El lote de este año, cultivado a partir de SL34 verificado por ADN y procesado mediante el método Alchemy de Qima, refleja tanto su herencia como las condiciones singulares de Wadi Jannat. A 1.900 metros sobre el nivel del mar, la tierra aporta claridad y estructura, mientras que el protocolo de fermentación Alchemy añade profundidad a su perfil natural.
La influencia de Fátima perdura no solo en su familia, sino también en la cultura agrícola de Wadi Jannat. Su autoridad, conocimiento y dedicación de toda una vida al café establecieron un estándar que otros en la comunidad continúan. Su historia refleja la de Ibb, una provincia moldeada durante mucho tiempo por la agricultura y reconocida como la más fértil de Yemen. Desde las laderas en terrazas de Badan hasta los centros históricos de Ibb y Jiblah, donde la reina Arwa situó la agricultura en el corazón de su reino, el legado de Fátima pertenece a una estirpe de custodios que han sostenido el patrimonio agrícola de Yemen durante siglos.
Proceso
La culminación de años de experiencia en procesamiento y de más de 1.300 experimentos, la Serie Alchemy de Qima representa la nueva generación en innovación en el procesamiento del café. Gracias a estas innovaciones, han logrado añadir valor sensorial a los cafés. Los perfiles en taza resultantes son intensos y potenciados; mantienen los sabores y notas intrínsecos que representan el terroir y el origen genético del café.
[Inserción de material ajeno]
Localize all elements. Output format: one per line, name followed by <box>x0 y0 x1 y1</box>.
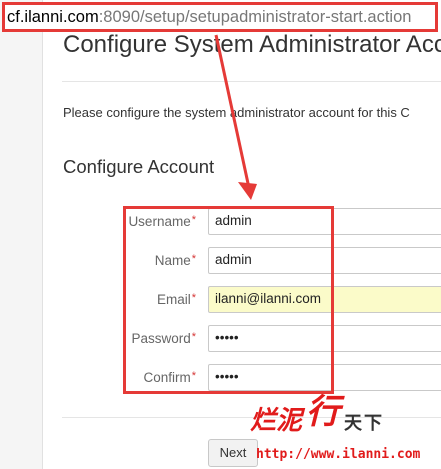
watermark-char: 天下 <box>344 413 385 434</box>
watermark-char: 行 <box>306 392 341 432</box>
watermark-url: http://www.ilanni.com <box>256 447 421 462</box>
watermark-logo: 烂泥行天下 <box>250 390 384 439</box>
watermark-char: 泥 <box>276 406 303 436</box>
next-button[interactable]: Next <box>208 439 258 467</box>
watermark-char: 烂 <box>250 406 277 436</box>
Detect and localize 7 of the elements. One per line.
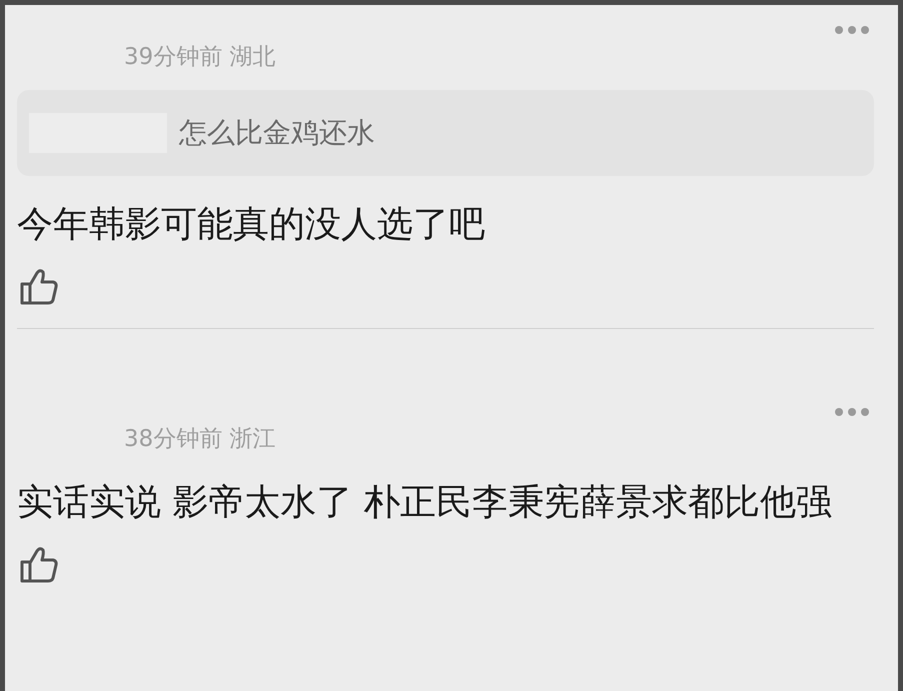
quoted-text: 怎么比金鸡还水 — [179, 115, 375, 151]
comment-meta: 38分钟前 浙江 — [124, 425, 276, 454]
thumbs-up-icon[interactable] — [19, 546, 59, 584]
thumbs-up-icon[interactable] — [19, 268, 59, 306]
comment-text: 今年韩影可能真的没人选了吧 — [17, 203, 486, 247]
comment-text: 实话实说 影帝太水了 朴正民李秉宪薛景求都比他强 — [17, 481, 833, 525]
comment-meta: 39分钟前 湖北 — [124, 43, 276, 72]
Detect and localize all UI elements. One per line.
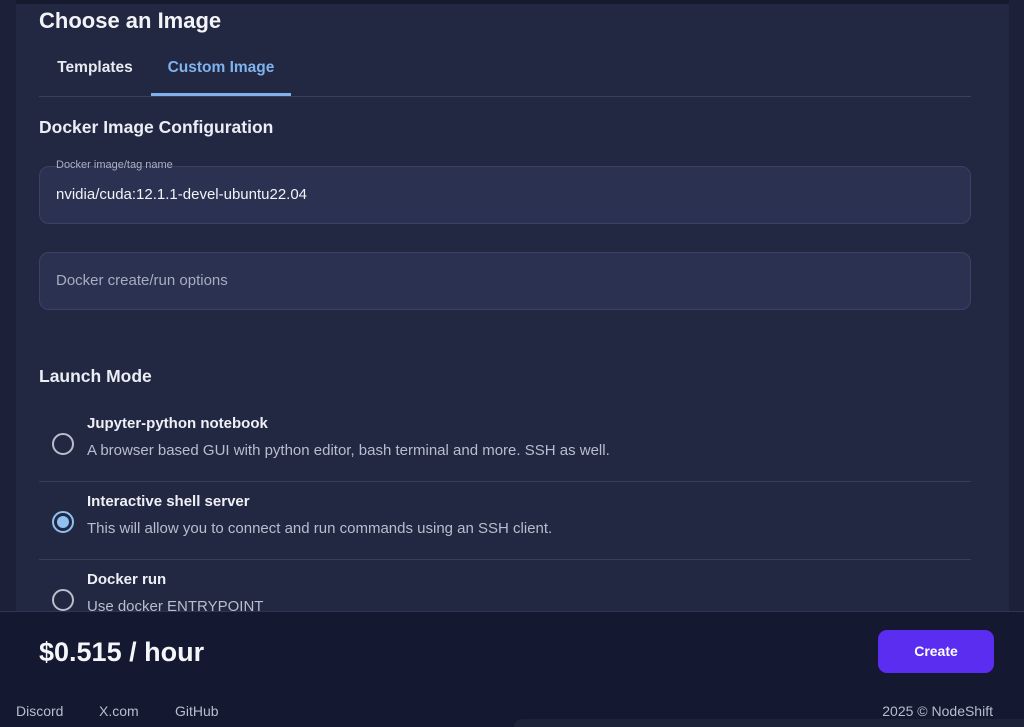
launch-option-title: Jupyter-python notebook [87,415,268,432]
copyright: 2025 © NodeShift [882,703,993,719]
page-title: Choose an Image [39,8,222,33]
docker-options-placeholder[interactable]: Docker create/run options [56,272,228,289]
docker-config-heading: Docker Image Configuration [39,117,274,137]
discord-link[interactable]: Discord [16,703,63,719]
app-window: Choose an Image Templates Custom Image D… [0,0,1024,727]
docker-options-field[interactable]: Docker create/run options [39,252,971,310]
launch-option-title: Docker run [87,571,167,588]
price-label: $0.515 / hour [39,637,205,667]
docker-image-value[interactable]: nvidia/cuda:12.1.1-devel-ubuntu22.04 [56,186,307,203]
radio-jupyter[interactable] [52,433,74,455]
tab-templates[interactable]: Templates [39,52,151,96]
radio-shell[interactable] [52,511,74,533]
footer-bar: $0.515 / hour Create Discord X.com GitHu… [0,611,1024,727]
github-link[interactable]: GitHub [175,703,219,719]
launch-option-description: This will allow you to connect and run c… [87,520,553,537]
launch-option-shell[interactable]: Interactive shell server This will allow… [39,482,971,560]
launch-option-description: A browser based GUI with python editor, … [87,442,610,459]
launch-option-title: Interactive shell server [87,493,250,510]
docker-image-label: Docker image/tag name [56,159,173,171]
launch-option-jupyter[interactable]: Jupyter-python notebook A browser based … [39,404,971,482]
create-button[interactable]: Create [878,630,994,673]
launch-mode-heading: Launch Mode [39,366,152,386]
choose-image-panel: Choose an Image Templates Custom Image D… [16,0,1009,615]
tab-custom-image[interactable]: Custom Image [151,52,291,96]
image-tabs: Templates Custom Image [39,52,971,97]
docker-image-field[interactable]: Docker image/tag name nvidia/cuda:12.1.1… [39,159,971,224]
x-link[interactable]: X.com [99,703,139,719]
radio-docker-run[interactable] [52,589,74,611]
bottom-edge [514,719,1024,727]
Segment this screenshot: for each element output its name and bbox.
La serie Alchemy se basa en una combinación de presión (hasta 10 bar / 145 psi), control de temperatura, regulación de gases y secado gestionado, para desarrollar una gama de cafés verdaderamente únicos, con una expresión y estructura de sabor incomparables. Todos los protocolos de procesamiento y fermentación se sustentan en principios de ingeniería química, lo que garantiza que las innovaciones sean tanto sensorialmente distintivas como científicamente novedosas.